Tjutju Widjaja Pameran lukisan di Galeri Nasional

Jakarta.Swara Jabbar Com.-

Oleh Jeremy Huang Wijaya

Ada pepatah Tiongkok berkata 没有老字号能出作品,即使老了还能工作
Méiyǒu lǎozìhao néng chū zuòpǐn, jíshǐ lǎole hái néng gōngzuò artinya Tidak ada kata tua untuk menghasilkan karya meski usia tua bisa menghasilkan karya
Tjutju Widjaja di usianya 81 tahun masih bisa menghasilkan karya dan ikut pameran Seni Rupa Kontemporer Indonesia Berthema Manifesto Trans Posisi yang di ikuti 108 peserta dengan 108 karya tadinya ada 613 lebih calon peserta yang mendaftar tetapi hanya 108 yang terpilih.
Ada juga karya DR W Himawan M, SN asisten Profesor di ITB ada juga karya Dedi Suardi pelukis kelahiran Indramayu.
DR W Himawan M, SN sudah beberapa kali mengikuti pameran manifesto kali ini yang ke 7. Karya Himawan berjudul The Journey tentang Sejarah manusia dalam menjelajah dunia disaat menjelajah dunia selalu di bantu oleh tekhnologi.

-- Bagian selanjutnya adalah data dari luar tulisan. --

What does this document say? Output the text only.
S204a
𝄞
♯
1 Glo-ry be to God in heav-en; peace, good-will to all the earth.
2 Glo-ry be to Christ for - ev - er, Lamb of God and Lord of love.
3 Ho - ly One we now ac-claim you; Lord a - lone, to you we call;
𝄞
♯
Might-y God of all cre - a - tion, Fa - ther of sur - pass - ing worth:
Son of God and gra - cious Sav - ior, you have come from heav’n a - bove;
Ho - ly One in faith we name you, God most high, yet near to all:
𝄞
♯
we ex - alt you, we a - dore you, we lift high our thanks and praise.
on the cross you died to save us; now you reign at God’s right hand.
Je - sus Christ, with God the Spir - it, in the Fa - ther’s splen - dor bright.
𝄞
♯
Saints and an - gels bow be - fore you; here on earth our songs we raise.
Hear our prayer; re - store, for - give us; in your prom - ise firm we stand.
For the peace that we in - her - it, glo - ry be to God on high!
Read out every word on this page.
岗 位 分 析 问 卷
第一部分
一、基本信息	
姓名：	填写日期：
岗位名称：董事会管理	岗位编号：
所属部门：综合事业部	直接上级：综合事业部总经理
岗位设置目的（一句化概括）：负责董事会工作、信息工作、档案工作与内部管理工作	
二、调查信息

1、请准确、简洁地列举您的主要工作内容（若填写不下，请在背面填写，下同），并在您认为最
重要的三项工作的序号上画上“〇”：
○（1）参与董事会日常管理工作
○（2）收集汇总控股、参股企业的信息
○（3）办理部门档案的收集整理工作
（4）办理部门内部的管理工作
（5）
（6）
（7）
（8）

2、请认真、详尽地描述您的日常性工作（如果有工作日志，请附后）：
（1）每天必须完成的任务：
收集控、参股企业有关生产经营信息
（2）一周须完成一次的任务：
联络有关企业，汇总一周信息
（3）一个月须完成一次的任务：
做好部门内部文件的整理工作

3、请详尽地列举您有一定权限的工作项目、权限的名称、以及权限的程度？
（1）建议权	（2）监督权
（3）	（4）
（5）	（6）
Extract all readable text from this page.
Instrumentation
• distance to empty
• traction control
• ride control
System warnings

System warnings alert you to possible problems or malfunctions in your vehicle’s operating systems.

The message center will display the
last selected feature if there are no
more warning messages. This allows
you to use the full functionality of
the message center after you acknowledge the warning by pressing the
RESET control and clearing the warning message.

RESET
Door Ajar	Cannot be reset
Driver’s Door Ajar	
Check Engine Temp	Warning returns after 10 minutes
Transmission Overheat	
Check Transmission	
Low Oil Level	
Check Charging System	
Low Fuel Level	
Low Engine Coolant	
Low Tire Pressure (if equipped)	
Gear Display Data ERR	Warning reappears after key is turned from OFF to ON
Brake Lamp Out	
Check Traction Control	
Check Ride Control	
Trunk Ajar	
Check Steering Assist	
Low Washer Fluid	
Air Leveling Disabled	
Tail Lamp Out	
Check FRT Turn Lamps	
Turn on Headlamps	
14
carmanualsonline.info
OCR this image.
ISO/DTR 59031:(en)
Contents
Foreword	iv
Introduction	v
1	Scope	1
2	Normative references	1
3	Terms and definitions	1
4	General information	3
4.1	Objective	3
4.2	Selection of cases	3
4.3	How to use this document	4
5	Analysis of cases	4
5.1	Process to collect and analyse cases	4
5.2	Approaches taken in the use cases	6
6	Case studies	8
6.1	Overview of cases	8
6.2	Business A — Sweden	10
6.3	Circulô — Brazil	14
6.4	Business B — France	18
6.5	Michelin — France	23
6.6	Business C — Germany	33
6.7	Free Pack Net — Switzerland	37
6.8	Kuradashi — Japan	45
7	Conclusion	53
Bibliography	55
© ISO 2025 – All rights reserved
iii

DR W Himawan M, SN sudah menghasilkan 600 karya lukisan.
Karya Tjutju Widjaja berthema Wanita Kelenteng. Tjuju Widjaja sudah menghasilkan 200 karya
Pameran Seni Rupa kontomporer Indonesia di Galeri Nasional Jakarta di hadiri Direktorat Jenderal Kebudayaan, Kementerian Pendidikan, Kebudayaan, Riset, dan Teknologi kembali menggelar Pameran Seni Rupa Kontemporer Indonesia MANIFESTO. Pameran ini diinisiasi dan digelar oleh Galeri Nasional Indonesia
secara konsisten setiap dua tahun sekali. MANIFESTO kali ini hadir sebagai gelaran ke-8 dengan mengangkat tajuk TRANSPOSISI.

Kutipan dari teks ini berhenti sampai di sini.